Diyeceğim şu: Onun filmlerini elde patlamış mısır ve meşrubat eşliğinde seyredemezsiniz. Hollywood sinemasının delicesine bir kurguyla, akla hayale gelmedik görsel efektlerle ambalajlayıp 2 ve 3 boyutlu olarak piyasaya sürdüğü filmlerle tütsülenmiş beyinlere Theo Angelopoulos filmleri birkaç numara büyük geldiği gibi, Nuri Bilge Ceylan’a da münasip görülen “sanat filmi” payesiyle onurlandırılıverir.

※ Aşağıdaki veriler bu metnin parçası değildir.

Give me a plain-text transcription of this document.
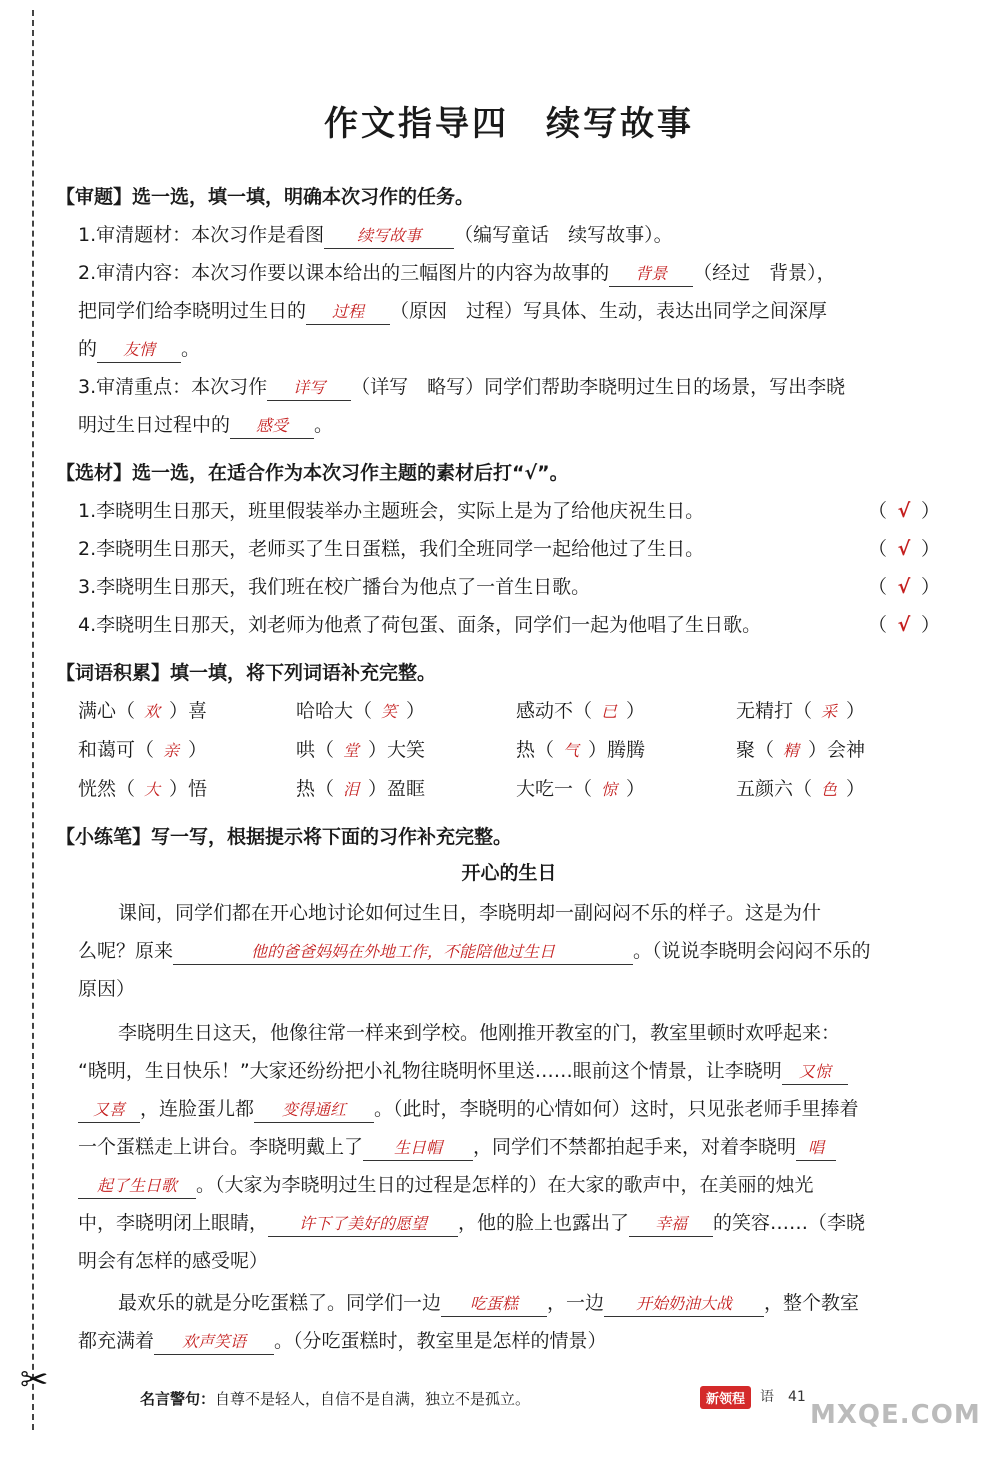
✂
作文指导四　续写故事
【审题】选一选，填一填，明确本次习作的任务。
1.审清题材：本次习作是看图 续写故事 （编写童话　续写故事）。
2.审清内容：本次习作要以课本给出的三幅图片的内容为故事的 背景 （经过　背景），
把同学们给李晓明过生日的 过程 （原因　过程）写具体、生动，表达出同学之间深厚
的 友情 。
3.审清重点：本次习作 详写 （详写　略写）同学们帮助李晓明过生日的场景，写出李晓
明过生日过程中的 感受 。
【选材】选一选，在适合作为本次习作主题的素材后打“√”。
1.李晓明生日那天，班里假装举办主题班会，实际上是为了给他庆祝生日。	（ √ ）
2.李晓明生日那天，老师买了生日蛋糕，我们全班同学一起给他过了生日。	（ √ ）
3.李晓明生日那天，我们班在校广播台为他点了一首生日歌。	（ √ ）
4.李晓明生日那天，刘老师为他煮了荷包蛋、面条，同学们一起为他唱了生日歌。	（ √ ）
【词语积累】填一填，将下列词语补充完整。
满心（ 欢 ）喜	哈哈大（ 笑 ）	感动不（ 已 ）	无精打（ 采 ）
和蔼可（ 亲 ）	哄（ 堂 ）大笑	热（ 气 ）腾腾	聚（ 精 ）会神
恍然（ 大 ）悟	热（ 泪 ）盈眶	大吃一（ 惊 ）	五颜六（ 色 ）
【小练笔】写一写，根据提示将下面的习作补充完整。
开心的生日
课间，同学们都在开心地讨论如何过生日，李晓明却一副闷闷不乐的样子。这是为什
么呢？原来	他的爸爸妈妈在外地工作，不能陪他过生日	。（说说李晓明会闷闷不乐的
原因）
李晓明生日这天，他像往常一样来到学校。他刚推开教室的门，教室里顿时欢呼起来：
“晓明，生日快乐！”大家还纷纷把小礼物往晓明怀里送……眼前这个情景，让李晓明 又惊
又喜 ，连脸蛋儿都 变得通红 。（此时，李晓明的心情如何）这时，只见张老师手里捧着
一个蛋糕走上讲台。李晓明戴上了 生日帽 ，同学们不禁都拍起手来，对着李晓明 唱
起了生日歌 。（大家为李晓明过生日的过程是怎样的）在大家的歌声中，在美丽的烛光
中，李晓明闭上眼睛， 许下了美好的愿望 ，他的脸上也露出了 幸福 的笑容……（李晓
明会有怎样的感受呢）
最欢乐的就是分吃蛋糕了。同学们一边 吃蛋糕 ，一边 开始奶油大战 ，整个教室
都充满着 欢声笑语 。（分吃蛋糕时，教室里是怎样的情景）
名言警句：自尊不是轻人，自信不是自满，独立不是孤立。	新领程	语　41
MXQE.COM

“Ulises’in Bakışı” yerine, hatalı bir çeviriyle “Ulis’in Bakışı” olarak sinemalarımızda da yer bulan bu
filmdeki o ünlü Lenin heykelinin gemiye nakli ve heykelin yatık bir halde gemide yol alışı… Metaforik bu plan ve büyük “theme score” ustası Eleni Karaindrolu’nun müzikleri enfes bir görsel-sessel şölendir. Hangi birini saymalı! “Landscape in the Mist”, “Voyage to Cythera”, “The Suspended Step of the Stork”, “Dust of Time”, “The Bee Keeper” (Eleni Karaindrou’nun, Jan Garbarek’i yanına aldığını öğrendiğimde koşarcasına gitmiştim Emek’e), “Eternity and a Day”…

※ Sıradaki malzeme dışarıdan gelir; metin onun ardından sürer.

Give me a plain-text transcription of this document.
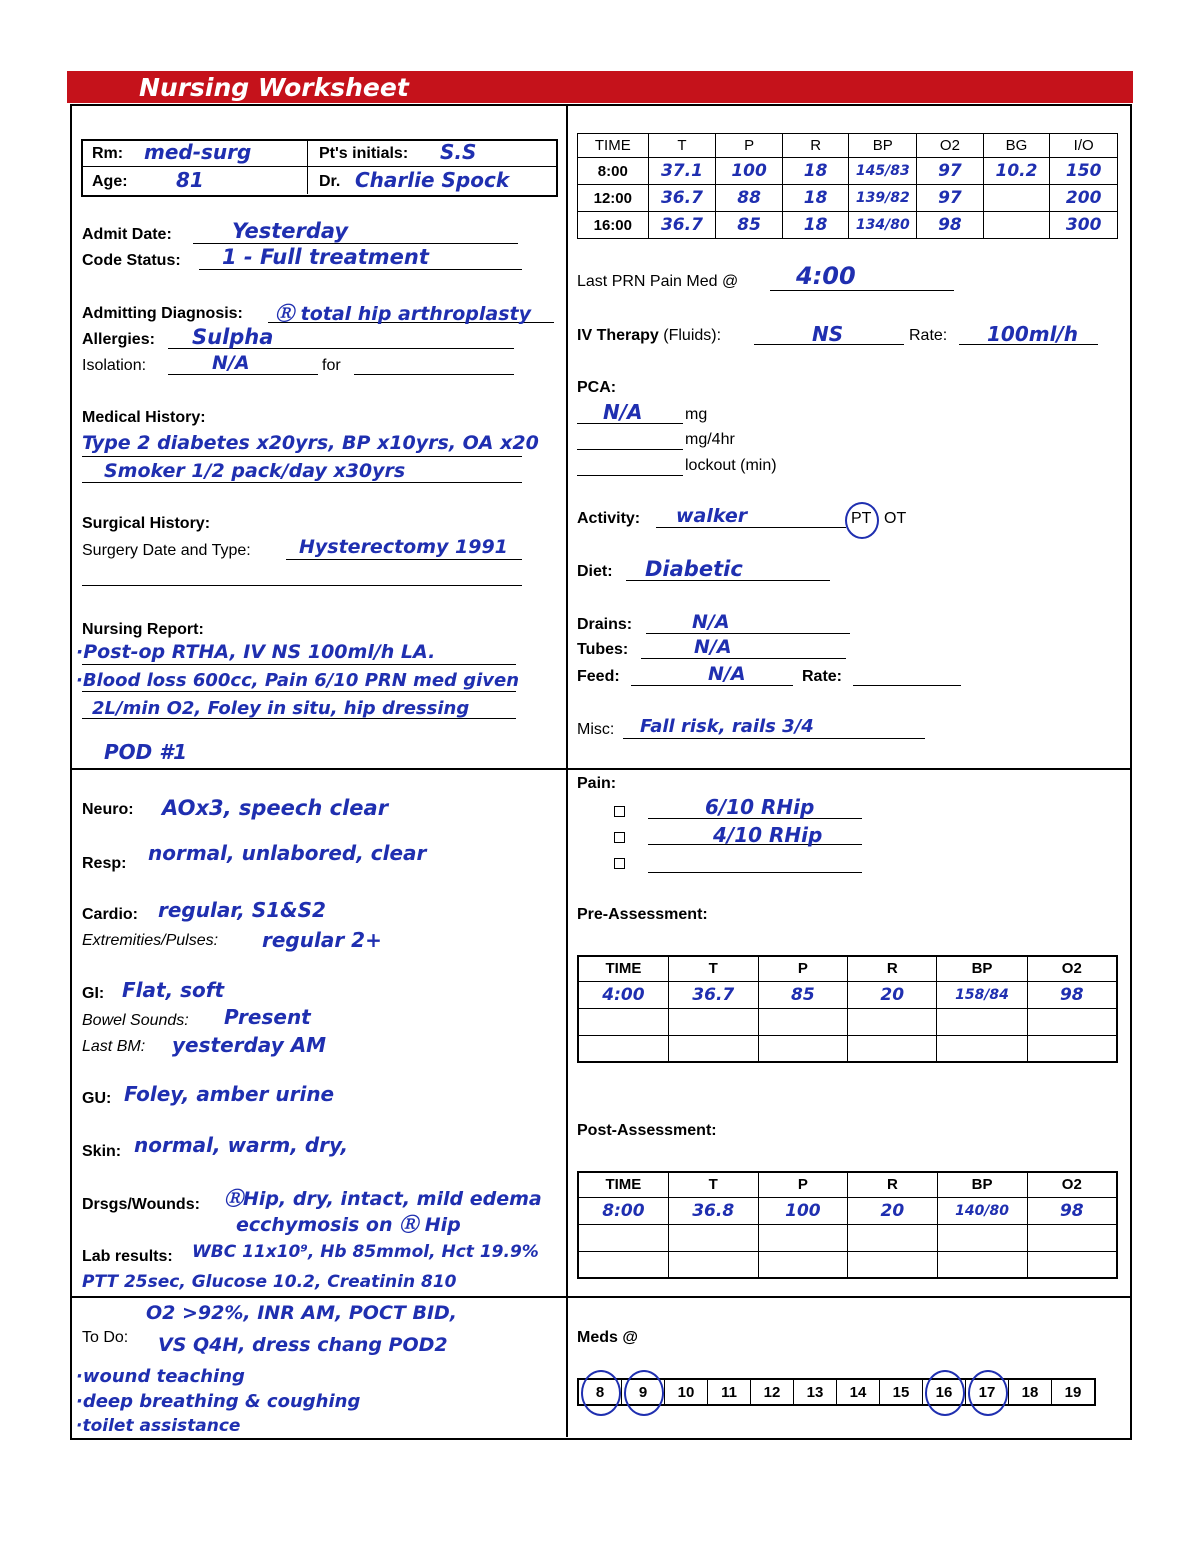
Nursing Worksheet
Rm: med-surg	Pt's initials: S.S
Age: 81	Dr. Charlie Spock
Admit Date:	Yesterday
Code Status: 1 - Full treatment
Admitting Diagnosis: Ⓡ total hip arthroplasty
Allergies: Sulpha
Isolation:	N/A	for
Medical History:
Type 2 diabetes x20yrs, BP x10yrs, OA x20
Smoker 1/2 pack/day x30yrs
Surgical History:
Surgery Date and Type:	Hysterectomy 1991
Nursing Report:
·Post-op RTHA, IV NS 100ml/h LA.
·Blood loss 600cc, Pain 6/10 PRN med given
2L/min O2, Foley in situ, hip dressing
POD #1
TIME	T	P	R	BP	O2	BG	I/O
8:00	37.1	100	18	145/83	97	10.2	150
12:00	36.7	88	18	139/82	97		200
16:00	36.7	85	18	134/80	98		300
Last PRN Pain Med @ 4:00
IV Therapy (Fluids):	NS	Rate: 100ml/h
PCA:
N/A	mg
mg/4hr
lockout (min)
Activity: walker	PT OT
Diet: Diabetic
Drains:	N/A
Tubes:	N/A
Feed:	N/A	Rate:
Misc: Fall risk, rails 3/4
Neuro: AOx3, speech clear
Resp: normal, unlabored, clear
Cardio: regular, S1&S2
Extremities/Pulses: regular 2+
GI: Flat, soft
Bowel Sounds: Present
Last BM: yesterday AM
GU: Foley, amber urine
Skin: normal, warm, dry,
Drsgs/Wounds: ⓇHip, dry, intact, mild edema
ecchymosis on Ⓡ Hip
Lab results: WBC 11x10⁹, Hb 85mmol, Hct 19.9%
PTT 25sec, Glucose 10.2, Creatinin 810
Pain:
6/10 RHip
4/10 RHip
Pre-Assessment:
TIME	T	P	R	BP	O2
4:00	36.7	85	20	158/84	98

Post-Assessment:
TIME	T	P	R	BP	O2
8:00	36.8	100	20	140/80	98

To Do:
O2 >92%, INR AM, POCT BID,
VS Q4H, dress chang POD2
·wound teaching
·deep breathing & coughing
·toilet assistance
Meds @
8	9	10	11	12	13	14	15	16	17	18	19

Sinemanın düşünen, “entelektüel” yönetmenlerindendi. Düşünceyi, düşünmeyi, kafa yormayı lanetleyen bir ülkede yeterince ilgiye mazhar olmadı. Türk gençliği, ata yadigârı “Rap müziği”yle eski futbolcu, şarkıcı ve dünün acar futbol-magazin muhabiri, bugünün “samimi” televizyon programı yapımcısından oluşan jüriye kendini beğendirip içinde bulunduğu hayattan yırtma telaşındadır çünkü.
Bu büyük ustanın filmlerinden, 15 dakika dizi, 5 dakika reklam periyodunda seyir terbiyesi almışlar ile uzun planlara, ağır, durağan, neredeyse tiyatrovâri sahne düzenlemelerine tahammül edemeyenlerin uzak durması gerektiğini söylemek pek garip olmaz. “Sanat filmi” gibi bir “tür” icat eden yurdum insanı için “Berlin Kaplanı” pek yakında… Rahatına düşkünler, ulan sabahtan akşama işte beynim şeediliyor, bir de elin gâvuru ne demiş diye oturup bulmaca mı çözücem, diyenler için “Sülüman” da her hafta huzurlarınızda!
Divân’ı “kanepe” zanneden bir nesle, Theo Angelopoulos filmlerini anlatmak ne kadar da güç. “Zamanın Tozu”nu almaya çalışanlara selam olsun!